On minimal bases and indices of rational matrices and their linearizations

TL;DR

This paper develops a comprehensive theory linking the minimal bases and indices of rational matrices with their strong linearizations, enabling effective computation of these properties through specific linearization families.

Contribution

It establishes new relationships between rational matrices and their linearizations, especially for strong block minimal bases linearizations, extending previous results to rectangular matrices.

Findings

Relationships between minimal bases and indices of rational matrices and their linearizations are established.

Strong block minimal bases linearizations allow for efficient computation of minimal bases and indices.

Results extend to rectangular rational matrices, broadening applicability.

Abstract

A complete theory of the relationship between the minimal bases and indices of rational matrices and those of their strong linearizations is presented. Such theory is based on establishing first the relationships between the minimal bases and indices of rational matrices and those of their polynomial system matrices under the classical minimality condition and certain additional conditions of properness.
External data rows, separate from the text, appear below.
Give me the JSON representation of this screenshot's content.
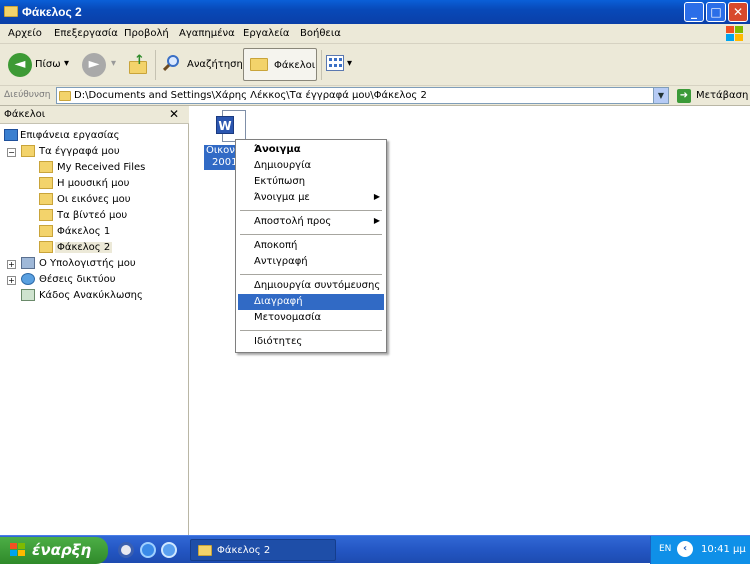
{
  "window": {
    "title": "Φάκελος 2",
    "minimize_glyph": "_",
    "maximize_glyph": "□",
    "close_glyph": "✕"
  },
  "menubar": {
    "items": [
      "Αρχείο",
      "Επεξεργασία",
      "Προβολή",
      "Αγαπημένα",
      "Εργαλεία",
      "Βοήθεια"
    ]
  },
  "toolbar": {
    "back_label": "Πίσω",
    "search_label": "Αναζήτηση",
    "folders_label": "Φάκελοι",
    "back_arrow": "◄",
    "forward_arrow": "►",
    "dropdown_glyph": "▾"
  },
  "address": {
    "label": "Διεύθυνση",
    "path": "D:\\Documents and Settings\\Χάρης Λέκκος\\Τα έγγραφά μου\\Φάκελος 2",
    "dropdown_glyph": "▼",
    "go_label": "Μετάβαση",
    "go_arrow": "➜"
  },
  "folders_pane": {
    "title": "Φάκελοι",
    "close_glyph": "✕",
    "expand_minus": "−",
    "expand_plus": "+",
    "tree": {
      "desktop": "Επιφάνεια εργασίας",
      "my_documents": "Τα έγγραφά μου",
      "received_files": "My Received Files",
      "my_music": "Η μουσική μου",
      "my_pictures": "Οι εικόνες μου",
      "my_videos": "Τα βίντεό μου",
      "folder1": "Φάκελος 1",
      "folder2": "Φάκελος 2",
      "my_computer": "Ο Υπολογιστής μου",
      "network": "Θέσεις δικτύου",
      "recycle_bin": "Κάδος Ανακύκλωσης"
    }
  },
  "file": {
    "name_line1": "Οικονο",
    "name_line2": "2001.d",
    "icon_letter": "W"
  },
  "context_menu": {
    "open": "Άνοιγμα",
    "new": "Δημιουργία",
    "print": "Εκτύπωση",
    "open_with": "Άνοιγμα με",
    "send_to": "Αποστολή προς",
    "cut": "Αποκοπή",
    "copy": "Αντιγραφή",
    "create_shortcut": "Δημιουργία συντόμευσης",
    "delete": "Διαγραφή",
    "rename": "Μετονομασία",
    "properties": "Ιδιότητες",
    "submenu_arrow": "▶"
  },
  "taskbar": {
    "start_label": "έναρξη",
    "task_label": "Φάκελος 2",
    "lang": "EN",
    "tray_chevron": "‹",
    "clock": "10:41 μμ"
  },
  "colors": {
    "title_blue": "#0a5fd8",
    "selection_blue": "#316ac5",
    "start_green": "#3a9a35",
    "tray_blue": "#0f90e8"
  }
}
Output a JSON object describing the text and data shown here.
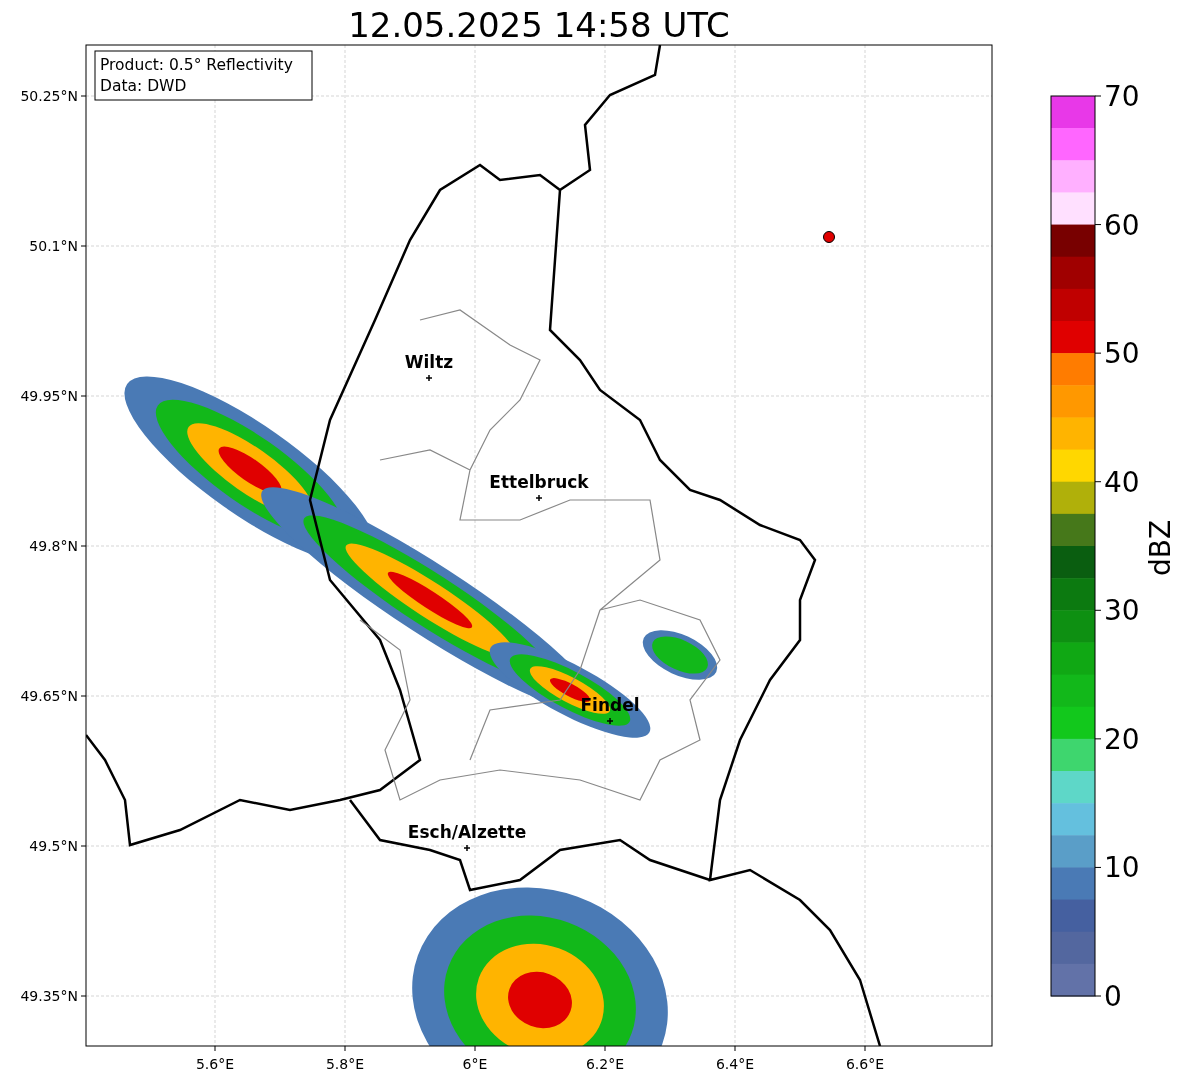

This is related to pioneer results obtained by Verghese, Van Dooren and Kailath in 1979-80, which were the first proving results of this type under different nonequivalent conditions. It is shown that the definitions of linearizations and strong linearizations do not guarantee any relationship between the minimal bases and indices of the linearizations and the rational matrices in general. In contrast, simple relationships are obtained for the family of strong block minimal bases linearizations, which can be used to compute minimal bases and indices of any rational matrix, including rectangular ones, via algorithms for pencils. These results extend the corresponding ones for other families of linearizations available in recent literature for square rational matrices.